February 2, 2021, marked the 50th anniversary of the signing of the Ramsar Convention on Wetlands, in Ramsar, Iran. The day is also celebrated annually as the World Wetlands Day. The Ramsar Convention on Wetlands is the intergovernmental treaty that provides the framework for the conservation and wise use of wetlands and their resources.
The contracting parties to the Ramsar Convention on Wetlands recognise the fundamental ecological functions of wetlands as regulators of water regimes and as habitats supporting a characteristic flora and fauna and that wetlands constitute a resource of great economic, cultural, scientific, and recreational value, the loss of which would be irreparable.
The Convention uses a broad definition of wetlands. It includes all lakes and rivers, underground aquifers, swamps and marshes, wet grasslands, peatlands, oases, estuaries, deltas and tidal flats, mangroves and other coastal areas, coral reefs, and all human-made sites such as fish ponds, rice paddies, reservoirs and salt pans.
Ramsar Convention defines the ‘wise use’ of wetlands as “the maintenance of their ecological character, achieved through the implementation of ecosystem approaches, within the context of sustainable development”. Ecosystem approach requires consideration of the complex relationship between various ecosystem elements and promotion of integrated management of land, water and living resources.
Wise use, through an emphasis on sustainable development, calls for resource use patterns which can ensure that human dependence on wetlands can be maintained not only in the present but also in the future. Seen in totality, wise use is about maintaining and enhancing wetland values and functions to ensure the maintenance of the flow of benefits from wetlands (their ecosystem services) from an intergenerational equity point of view.
The Convention entered into force in India on 1 February 1982. India currently has 42 sites designated as Wetlands of International Importance (Ramsar Sites), with a surface area of 1,081,438 hectares. As part of the Convention, India has reiterated its commitment towards conservation, restoration and management of its wetlands. On the occasion of the World Wetlands Day on February 2, 2021, the Indian Minister of State for Environment, Forest and Climate Change, Babul Supriyo announced the establishment of a Centre for Wetland Conservation and Management (CWCM), as a part of the National Centre for Sustainable Coastal Management (NCSCM), Chennai, an institution under the Ministry. The event was attended virtually by NCSCM, State Wetland Authorities and the knowledge partners of the Wetland Division.
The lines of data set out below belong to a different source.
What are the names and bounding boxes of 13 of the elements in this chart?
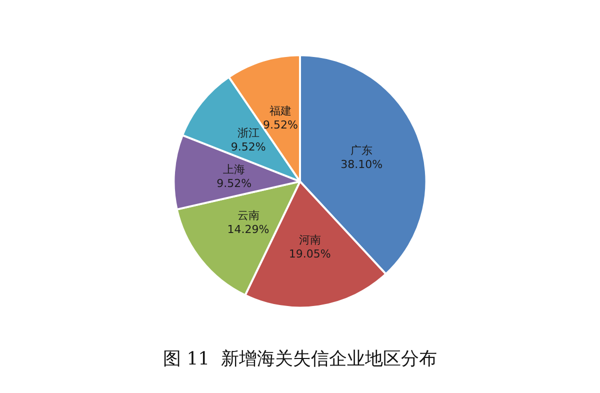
data-label: 9.52%	[230, 140, 266, 154]
data-label: 19.05%	[288, 247, 331, 260]
slice-label: 福建	[270, 104, 292, 118]
text: 图 11 新增海关失信企业地区分布	[162, 348, 438, 370]
slice-label: 浙江	[237, 126, 260, 140]
data-label: 9.52%	[216, 176, 252, 190]
data-label: 14.29%	[227, 223, 270, 236]
slice-label: 上海	[223, 162, 246, 176]
slice-label: 云南	[237, 209, 260, 222]
slice-label: 河南	[298, 233, 321, 246]
data-label: 38.10%	[340, 158, 383, 171]
data-label: 9.52%	[263, 118, 298, 132]
slice-label: 广东	[350, 144, 373, 157]
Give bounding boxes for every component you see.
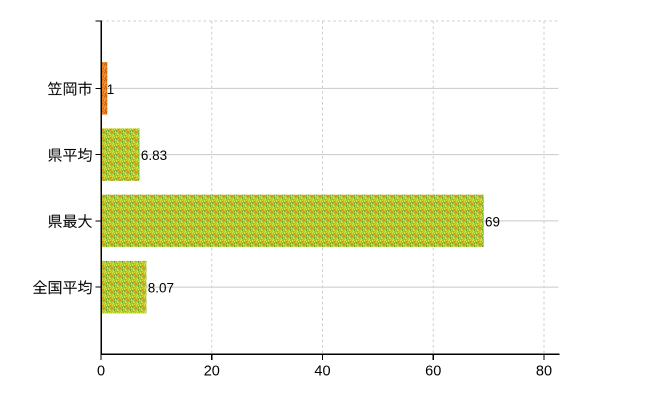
svg-text:69: 69 [485, 214, 500, 229]
svg-text:6.83: 6.83 [141, 148, 167, 163]
svg-text:0: 0 [97, 364, 105, 380]
svg-text:20: 20 [204, 364, 220, 380]
svg-text:8.07: 8.07 [148, 281, 174, 296]
svg-text:1: 1 [107, 82, 115, 97]
svg-text:60: 60 [425, 364, 441, 380]
svg-text:40: 40 [314, 364, 330, 380]
svg-text:80: 80 [536, 364, 552, 380]
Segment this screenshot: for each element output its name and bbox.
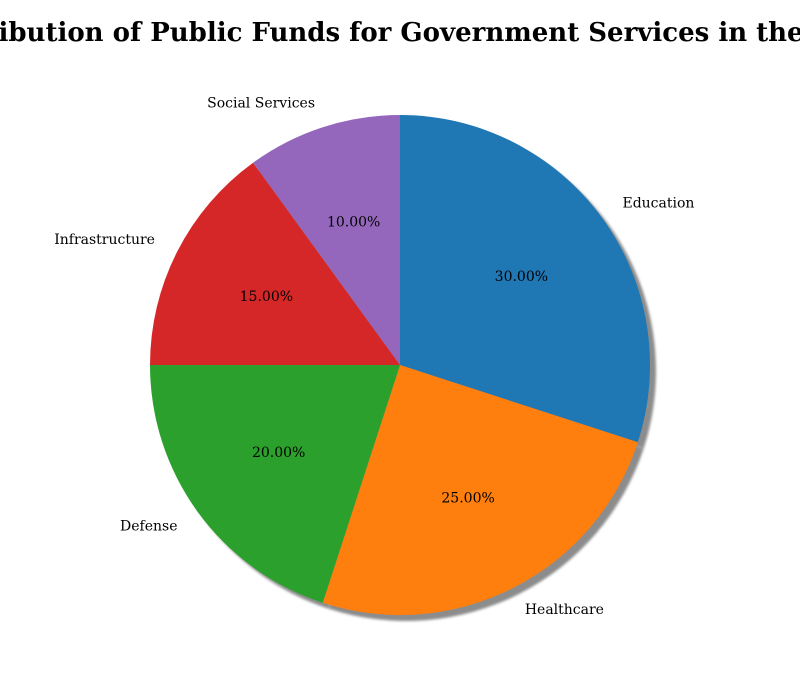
chart-title: Distribution of Public Funds for Governm… bbox=[0, 18, 800, 48]
pie-slice-social-services bbox=[253, 115, 400, 365]
pie-slice-education bbox=[400, 115, 650, 443]
pie-slice-healthcare bbox=[322, 365, 638, 615]
slice-label-defense: Defense bbox=[120, 519, 177, 535]
slice-layer bbox=[150, 115, 650, 615]
slice-percent-social-services: 10.00% bbox=[327, 214, 380, 230]
slice-percent-defense: 20.00% bbox=[252, 445, 305, 461]
slice-percent-healthcare: 25.00% bbox=[441, 491, 494, 507]
slice-label-social-services: Social Services bbox=[207, 95, 315, 111]
slice-percent-infrastructure: 15.00% bbox=[240, 289, 293, 305]
slice-percent-education: 30.00% bbox=[495, 269, 548, 285]
pie-slice-defense bbox=[150, 365, 400, 603]
slice-label-infrastructure: Infrastructure bbox=[54, 232, 155, 248]
slice-label-healthcare: Healthcare bbox=[525, 602, 604, 618]
label-layer: Education 30.00% Healthcare 25.00% Defense 20… bbox=[54, 95, 694, 618]
slice-label-education: Education bbox=[622, 195, 694, 211]
pie-slice-infrastructure bbox=[150, 162, 400, 365]
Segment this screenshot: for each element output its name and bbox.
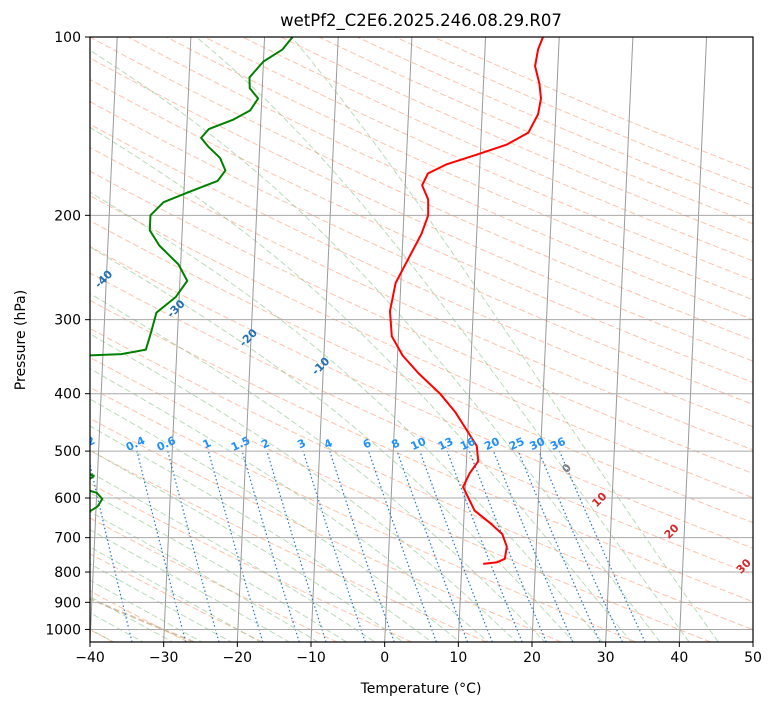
- mixing-ratio-label: 25: [507, 435, 526, 453]
- dry-adiabat: [90, 170, 753, 475]
- isotherm: [678, 37, 708, 642]
- mixing-ratio-label: 30: [528, 435, 548, 453]
- mixing-ratio-line: [302, 450, 366, 642]
- y-tick-label: 1000: [45, 622, 81, 638]
- moist-adiabat: [195, 37, 690, 642]
- y-tick-label: 300: [54, 313, 81, 329]
- dry-adiabat: [204, 37, 753, 281]
- dry-adiabat: [90, 57, 753, 362]
- x-tick-label: −40: [75, 650, 105, 666]
- dry-adiabat: [127, 37, 753, 321]
- y-tick-label: 200: [54, 208, 81, 224]
- x-tick-label: 10: [449, 650, 467, 666]
- mixing-ratio-label: 13: [436, 435, 455, 453]
- y-tick-label: 700: [54, 531, 81, 547]
- isotherm: [605, 37, 634, 642]
- moist-adiabat: [90, 471, 376, 642]
- mixing-ratio-label: 10: [409, 435, 429, 453]
- isotherm: [236, 37, 266, 642]
- moist-adiabat: [90, 333, 518, 642]
- y-tick-label: 100: [54, 30, 81, 46]
- dry-adiabat: [90, 37, 753, 341]
- x-tick-label: −10: [296, 650, 326, 666]
- isotherm: [531, 37, 560, 642]
- y-tick-label: 600: [54, 491, 81, 507]
- x-tick-label: 40: [670, 650, 688, 666]
- dry-adiabat: [90, 299, 753, 603]
- mixing-ratio-line: [558, 450, 646, 642]
- mixing-ratio-line: [368, 450, 437, 642]
- temperature-profile: [388, 37, 544, 565]
- mixing-ratio-line: [241, 450, 300, 642]
- mixing-ratio-line: [136, 450, 187, 642]
- moist-adiabat: [90, 529, 291, 642]
- isotherm: [457, 37, 487, 642]
- mixing-ratio-label: 36: [548, 435, 568, 453]
- moist-adiabat: [90, 293, 546, 642]
- mixing-ratio-line: [90, 461, 133, 642]
- dewpoint-profile: [90, 37, 294, 513]
- moist-adiabat: [90, 492, 348, 642]
- moist-adiabat: [90, 546, 262, 642]
- background-lines: [90, 37, 753, 642]
- dry-adiabat: [90, 195, 753, 499]
- dry-adiabat: [90, 146, 753, 451]
- x-tick-label: 50: [744, 650, 762, 666]
- dry-adiabat: [90, 245, 753, 549]
- mixing-ratio-line: [329, 450, 395, 642]
- mixing-ratio-label: 16: [458, 435, 478, 453]
- y-tick-label: 400: [54, 387, 81, 403]
- dry-adiabat: [242, 37, 753, 262]
- dry-adiabat: [90, 356, 711, 642]
- dry-adiabat: [433, 37, 753, 172]
- mixing-ratio-line: [517, 450, 601, 642]
- moist-adiabat: [291, 37, 719, 642]
- mixing-ratio-line: [492, 450, 574, 642]
- isotherm: [310, 37, 339, 642]
- x-tick-label: −30: [149, 650, 179, 666]
- x-tick-label: 20: [523, 650, 541, 666]
- moist-adiabat: [90, 49, 661, 642]
- y-axis-label: Pressure (hPa): [13, 290, 29, 390]
- chart-title: wetPf2_C2E6.2025.246.08.29.R07: [280, 11, 562, 31]
- x-tick-label: −20: [223, 650, 253, 666]
- dry-adiabat: [395, 37, 753, 189]
- sounding-profiles: [90, 37, 544, 565]
- horizontal-gridlines: [90, 37, 753, 630]
- mixing-ratio-line: [266, 450, 327, 642]
- mixing-ratio-line: [167, 450, 220, 642]
- moist-adiabat: [90, 191, 604, 642]
- dry-adiabat: [90, 272, 753, 576]
- dry-adiabat: [90, 327, 753, 631]
- dry-adiabat: [90, 101, 753, 405]
- x-tick-label: 30: [597, 650, 615, 666]
- y-tick-label: 900: [54, 595, 81, 611]
- y-tick-label: 500: [54, 444, 81, 460]
- dry-adiabat: [90, 483, 412, 642]
- mixing-ratio-label: 20: [482, 435, 502, 453]
- dry-adiabat: [318, 37, 753, 225]
- moist-adiabat: [90, 126, 632, 642]
- dry-adiabat: [90, 417, 562, 642]
- axis-ticks: −40 −30 −20 −10 0 10 20 30 40 50 100 200 300 400 500 60…: [45, 30, 762, 666]
- y-tick-label: 800: [54, 565, 81, 581]
- dry-adiabat: [90, 517, 338, 642]
- plot-frame: [89, 36, 754, 643]
- x-axis-label: Temperature (°C): [360, 681, 482, 697]
- mixing-ratio-label: 0.2: [74, 434, 97, 454]
- dry-adiabat: [90, 386, 637, 642]
- mixing-ratio-line: [207, 450, 264, 642]
- isotherm: [163, 37, 192, 642]
- x-tick-label: 0: [380, 650, 389, 666]
- isotherm: [90, 37, 118, 642]
- mixing-ratio-line: [538, 450, 623, 642]
- isotherm: [384, 37, 413, 642]
- moist-adiabat: [90, 246, 575, 642]
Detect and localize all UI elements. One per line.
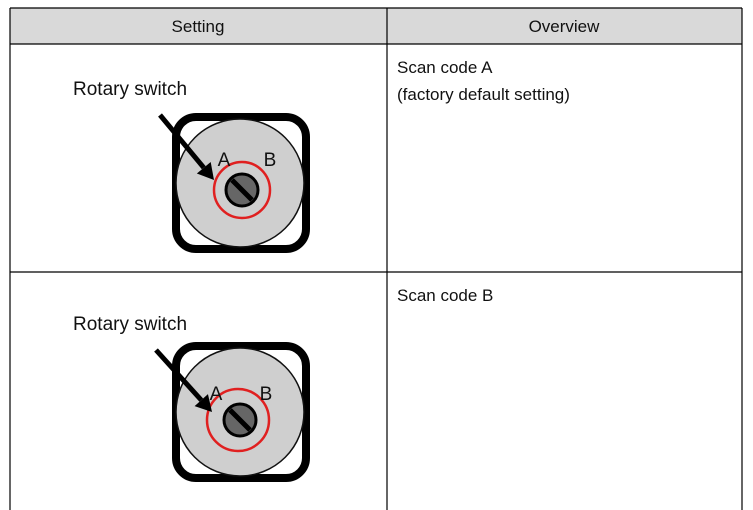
switch-label: Rotary switch bbox=[73, 79, 187, 100]
column-header: Overview bbox=[529, 17, 601, 36]
selector-ring bbox=[205, 387, 271, 453]
header-background bbox=[10, 8, 742, 44]
switch-label: Rotary switch bbox=[73, 314, 187, 335]
overview-text: (factory default setting) bbox=[397, 85, 570, 104]
position-mark: B bbox=[264, 150, 277, 171]
overview-text: Scan code A bbox=[397, 58, 493, 77]
position-mark: B bbox=[260, 384, 273, 405]
knob-slot bbox=[230, 178, 254, 202]
pointer-arrow bbox=[154, 348, 204, 402]
position-mark: A bbox=[218, 150, 231, 171]
pointer-arrowhead bbox=[196, 161, 214, 180]
knob-slot bbox=[228, 408, 252, 432]
position-mark: A bbox=[210, 384, 223, 405]
pointer-arrow bbox=[158, 113, 206, 170]
pointer-arrowhead bbox=[194, 394, 212, 412]
selector-ring bbox=[212, 160, 272, 220]
column-header: Setting bbox=[172, 17, 225, 36]
overview-text: Scan code B bbox=[397, 286, 493, 305]
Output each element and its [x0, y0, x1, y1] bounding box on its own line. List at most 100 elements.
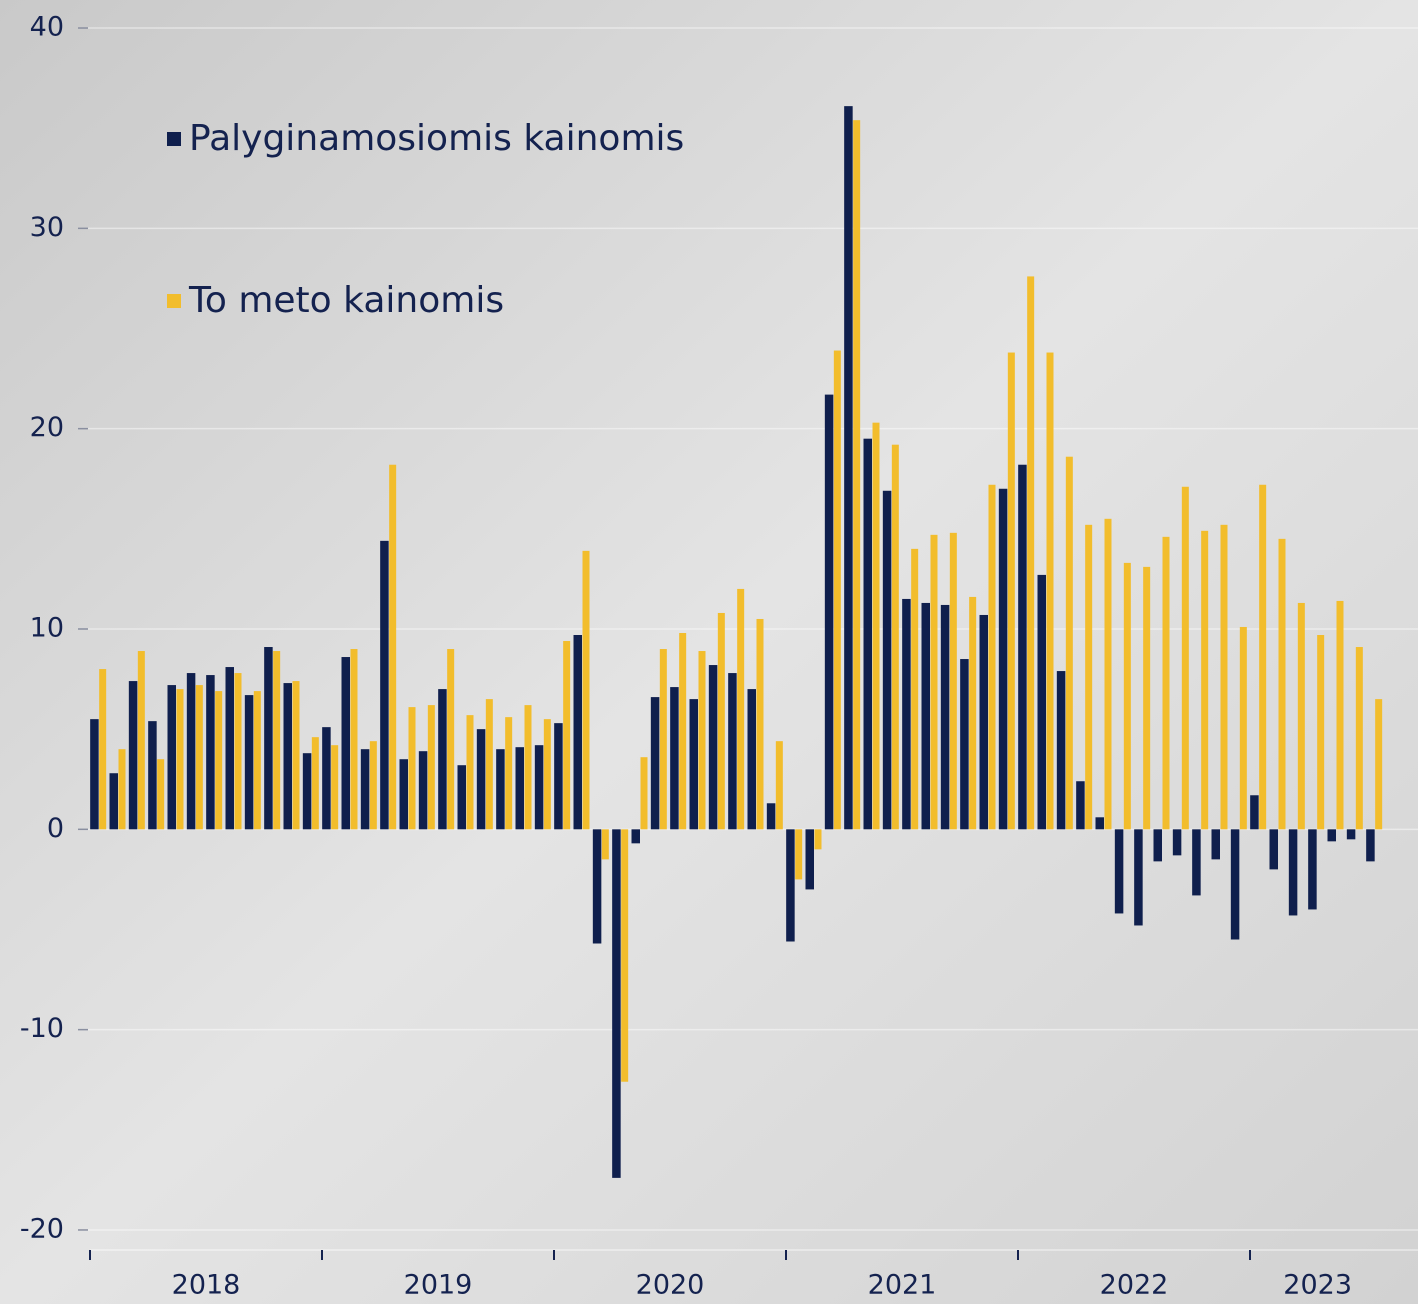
x-tick-label: 2023	[1283, 1270, 1352, 1301]
bar	[1375, 699, 1383, 830]
bar	[659, 649, 667, 830]
bar	[360, 749, 370, 830]
bar	[466, 715, 474, 830]
bar	[592, 829, 602, 944]
bar	[1211, 829, 1220, 860]
bar	[921, 602, 930, 830]
bar	[389, 464, 397, 830]
bar	[1065, 456, 1073, 830]
bar	[844, 106, 853, 830]
bar	[601, 829, 609, 860]
bar	[949, 532, 957, 830]
bar	[1346, 829, 1356, 840]
bar	[737, 588, 745, 830]
bar	[457, 765, 466, 830]
bar	[524, 705, 532, 830]
bar	[1259, 484, 1267, 830]
bar	[408, 707, 416, 830]
bar	[872, 422, 880, 830]
bar	[186, 673, 196, 830]
bar	[157, 759, 165, 830]
bar	[631, 829, 640, 844]
bar	[1366, 829, 1375, 862]
bar	[814, 829, 822, 850]
bar	[853, 120, 861, 830]
bar	[1201, 530, 1209, 830]
bar	[573, 635, 582, 830]
bar	[543, 719, 551, 830]
bar	[1056, 671, 1066, 830]
bar	[1230, 829, 1240, 940]
bar	[1085, 524, 1093, 830]
bar	[1114, 829, 1124, 914]
bar	[1037, 574, 1046, 830]
bar	[311, 737, 319, 830]
legend-swatch	[167, 132, 181, 146]
bar	[283, 683, 292, 830]
bar	[369, 741, 377, 830]
bar	[1269, 829, 1278, 870]
bar	[438, 689, 447, 830]
bar	[998, 488, 1008, 830]
bar	[1336, 600, 1344, 830]
bar	[554, 723, 563, 830]
bar	[621, 829, 629, 1082]
bar	[447, 649, 455, 830]
x-tick-label: 2019	[404, 1270, 473, 1301]
bar	[747, 689, 756, 830]
bar	[496, 749, 505, 830]
bar	[824, 394, 834, 830]
bar	[1143, 566, 1151, 830]
bar	[650, 697, 660, 830]
bar	[1297, 602, 1305, 830]
bar	[118, 749, 126, 830]
bar	[969, 596, 977, 830]
bar	[582, 550, 590, 830]
bar	[882, 490, 892, 830]
bar	[1007, 352, 1015, 830]
bar	[322, 727, 331, 830]
bar	[940, 604, 950, 830]
bar	[476, 729, 486, 830]
bar	[292, 681, 300, 830]
bar	[805, 829, 814, 890]
bar	[505, 717, 513, 830]
bar	[99, 669, 107, 830]
bar	[1355, 647, 1363, 830]
bar	[380, 540, 389, 830]
bar	[253, 691, 261, 830]
bar	[534, 745, 544, 830]
bar	[728, 673, 737, 830]
bar	[717, 612, 725, 830]
bar	[427, 705, 435, 830]
bar	[902, 598, 911, 830]
bar	[264, 647, 273, 830]
y-tick-label: 10	[30, 612, 64, 643]
bar	[1018, 464, 1027, 830]
legend-label: To meto kainomis	[188, 280, 504, 321]
y-tick-label: 0	[47, 813, 64, 844]
bar	[960, 659, 969, 830]
bar	[418, 751, 428, 830]
bar	[485, 699, 493, 830]
bar	[206, 675, 215, 830]
bar	[215, 691, 223, 830]
bar	[1220, 524, 1228, 830]
bar	[891, 444, 899, 830]
bar	[341, 657, 350, 830]
bar	[1095, 817, 1104, 830]
bar	[795, 829, 803, 880]
bar	[167, 685, 176, 830]
bar	[979, 614, 988, 830]
bar	[670, 687, 679, 830]
y-tick-label: -10	[20, 1013, 64, 1044]
bar	[911, 548, 919, 830]
bar	[244, 695, 254, 830]
bar	[176, 689, 184, 830]
legend-swatch	[167, 294, 181, 308]
x-tick-label: 2020	[636, 1270, 705, 1301]
bar	[689, 699, 698, 830]
x-tick-label: 2021	[868, 1270, 937, 1301]
bar	[1104, 518, 1112, 830]
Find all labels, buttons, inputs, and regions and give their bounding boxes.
The Centre will help in building partnership and networks with relevant national and international agencies would serve as a knowledge hub and enable exchange between State/Union Territories (UT) Wetland Authorities, wetland users, managers, researchers, policy-makers and practitioners.
The Centre would also assist the national and State/ UT Governments in the design and implementation of policy and regulatory frameworks, management planning, monitoring and targeted research for its conservation.
Speaking at the launch, the Indian Minister of State for Environment highlighted the importance of wetlands in providing various ecosystem services. “The dedicated Centre which is launched today would address specific research needs and knowledge gaps and will aid in the application of integrated approaches for conservation, management and wise use of the wetlands,” Supriyo remarked.
India is committed towards the protection of its wetlands and in 2020, published guidelines to support state governments in the implementation of the Wetlands (Conservation and Management) Rules, 2017, that had decentralised wetlands management by giving states powers to not only identify and notify wetlands within their jurisdictions but also keep a watch on prohibited activities.
The 2020 guidelines clarified that all wetlands, irrespective of their location, size, ownership, biodiversity, or ecosystem services values, can be notified under the Wetlands Rules 2017, except river channels, paddy fields, human-made waterbodies specifically constructed for drinking water, aquaculture, salt production, recreation, irrigation purposes, wetlands falling within areas covered under the Indian Forest Act, 1927, Forest (Conservation) Act, 1980, Wildlife (Protection) Act, 1972 and the Coastal Regulation Zone Notification, 2011.